すると玄関が開く音がした。続いて数人が慌ただしく部屋に入ってきた。
「大丈夫ですか!今から病院に運びますから!頑張ってくださいね!」
手際よく母を運び出した消防士達に連れられ、オレも一緒に救急車へ乗り込んだ。
「そう言えばお兄さんはどうしたんだい?」
お兄さんなんてウチには居ない、と答えると、消防士の人は驚いたように続けた。
「若い男性の方が、この事を報せてくれたんだけど……」
家には自分と母しか居なかったし、近所もこの事には気付いていないはずだった。
妹ちゃんの出産に関わる不思議な話はこれで終わりではない。それは出産の際にも起こった。
母が分娩室に入ってから1時間が過ぎた頃、父がやって来た。
父は泣きじゃくるオレを抱き上げ、ベンチに座り込んだ。父が到着して間も無くして、看護婦が出てきた。

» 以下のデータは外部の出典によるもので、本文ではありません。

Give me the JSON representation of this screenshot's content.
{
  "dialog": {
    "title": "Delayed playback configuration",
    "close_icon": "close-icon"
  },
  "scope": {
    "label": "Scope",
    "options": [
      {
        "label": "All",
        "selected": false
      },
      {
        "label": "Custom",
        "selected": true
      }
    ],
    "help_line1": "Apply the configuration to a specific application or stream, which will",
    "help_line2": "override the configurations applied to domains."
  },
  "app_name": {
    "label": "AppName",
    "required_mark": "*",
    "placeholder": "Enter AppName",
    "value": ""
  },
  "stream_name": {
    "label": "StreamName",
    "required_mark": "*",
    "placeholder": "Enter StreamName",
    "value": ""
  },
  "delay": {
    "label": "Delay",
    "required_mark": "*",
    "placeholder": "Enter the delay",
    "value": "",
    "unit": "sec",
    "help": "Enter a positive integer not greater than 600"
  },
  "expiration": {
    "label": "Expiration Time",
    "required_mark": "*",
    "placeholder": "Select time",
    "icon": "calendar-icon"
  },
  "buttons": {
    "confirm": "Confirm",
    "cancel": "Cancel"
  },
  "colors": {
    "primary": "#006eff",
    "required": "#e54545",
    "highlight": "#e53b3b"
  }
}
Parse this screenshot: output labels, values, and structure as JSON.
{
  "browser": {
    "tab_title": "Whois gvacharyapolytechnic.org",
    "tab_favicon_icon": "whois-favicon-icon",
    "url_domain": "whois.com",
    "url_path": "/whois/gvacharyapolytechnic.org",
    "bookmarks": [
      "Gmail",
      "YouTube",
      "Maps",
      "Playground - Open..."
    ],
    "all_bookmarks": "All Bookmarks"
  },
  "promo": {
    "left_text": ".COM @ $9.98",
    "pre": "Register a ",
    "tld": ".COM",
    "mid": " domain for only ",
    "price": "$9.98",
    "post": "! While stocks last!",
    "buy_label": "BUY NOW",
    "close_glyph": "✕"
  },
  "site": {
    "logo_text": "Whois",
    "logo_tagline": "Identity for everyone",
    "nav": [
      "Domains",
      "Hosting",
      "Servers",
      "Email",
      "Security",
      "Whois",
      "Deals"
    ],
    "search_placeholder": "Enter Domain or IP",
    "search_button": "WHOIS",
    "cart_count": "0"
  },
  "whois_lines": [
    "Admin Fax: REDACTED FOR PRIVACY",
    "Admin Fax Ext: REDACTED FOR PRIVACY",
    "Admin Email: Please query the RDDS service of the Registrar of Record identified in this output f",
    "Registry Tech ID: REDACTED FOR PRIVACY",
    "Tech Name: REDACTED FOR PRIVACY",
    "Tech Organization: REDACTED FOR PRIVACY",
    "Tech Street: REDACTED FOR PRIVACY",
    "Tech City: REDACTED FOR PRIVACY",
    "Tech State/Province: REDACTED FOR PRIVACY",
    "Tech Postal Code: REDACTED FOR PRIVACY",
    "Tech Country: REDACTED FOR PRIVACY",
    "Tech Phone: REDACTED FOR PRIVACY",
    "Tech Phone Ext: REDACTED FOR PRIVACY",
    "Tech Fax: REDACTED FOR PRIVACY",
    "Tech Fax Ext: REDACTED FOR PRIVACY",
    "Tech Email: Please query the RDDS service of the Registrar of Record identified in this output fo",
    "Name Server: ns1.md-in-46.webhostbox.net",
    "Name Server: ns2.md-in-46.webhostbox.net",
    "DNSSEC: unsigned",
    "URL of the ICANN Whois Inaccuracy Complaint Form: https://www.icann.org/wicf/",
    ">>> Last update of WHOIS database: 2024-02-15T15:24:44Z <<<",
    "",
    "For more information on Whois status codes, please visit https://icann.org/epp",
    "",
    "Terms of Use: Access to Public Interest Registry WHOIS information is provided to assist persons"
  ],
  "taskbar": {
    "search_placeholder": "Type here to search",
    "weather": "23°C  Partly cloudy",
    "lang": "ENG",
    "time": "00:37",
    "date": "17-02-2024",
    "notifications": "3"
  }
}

父に深刻そうな表情で何やら話し、父も強張った表情を更に蒼褪めていた。
何でも産道に不具合があり、中々赤ちゃんが降りて来ないとか……
力無くベンチに座り込んだ父は、ひたすら神様、神様…と呟いていた。
幼いオレは、それが母のためになると感じ、同じように神に願った。
1時間後、再び看護婦が出てきた。
そのあまりの早さに、父は最悪の事態を想像した。
「お、おめでとうございます……!元気な女の子ですよ!」
弾かれたように中に入って見ると、可愛い女の赤ちゃんが母の腕に抱かれていた。
助産師は皆、正直驚いた。信じられない…と言っていたらしい。
「さっきまで凄く痛かったんだけど、ふっと突然痛みが和らいで、楽に産めたのよ」
当時の事を改めて振り返った両親は、
「あれは、もしかしたら和成に憑いている神様が恩恵をもたらしてくれたのかも知れないな」
「和成が私と妹を助けてくれたのかもね」
と笑っていた。
不完全燃焼のようなモヤモヤしたものを抱えたまま、オレは眠りに就いた。
ハッキリとは覚えていないが、夢を見た気がする。
雲の上のようにフワフワとした白く広い広い場所。
そこには自分と、金髪…と言うにはもう少し茶髪に近い髪をした男の人が立っていた。
男の人は困ったように笑い、棒立ちするオレの方へ近付いてくる。
怖い感じはまったく無く、オレは徐々に見えてくる男の人の姿を見詰めた。
愛しい人を見るような、甘く優しい表情をしている。
観察している内に、フワリと抱き締められた。
オレの幼く小さな体を包み込むように抱き締め、
『先日は咄嗟の事でびっくりさせてしまって……ごめん』
とオレの耳元で、囁いた。
先日……と言うのは、悪ガキの件だろう。
口が縫い付けられたように開かない。だからオレは首を横に振った。
男の人は柔らかく笑い、温かい何かをオレの額に触れさせた。唯一動かせる視線を上に向けると、男の人の喉元が見えた。
ああ、おでこにキスされたんだな、と解ると同時に、眠くなる感覚を覚えた。
意識が途切れる瞬間、男の人が何かを呟いた。
それは名前のようで、直感的に彼の名前だと解った。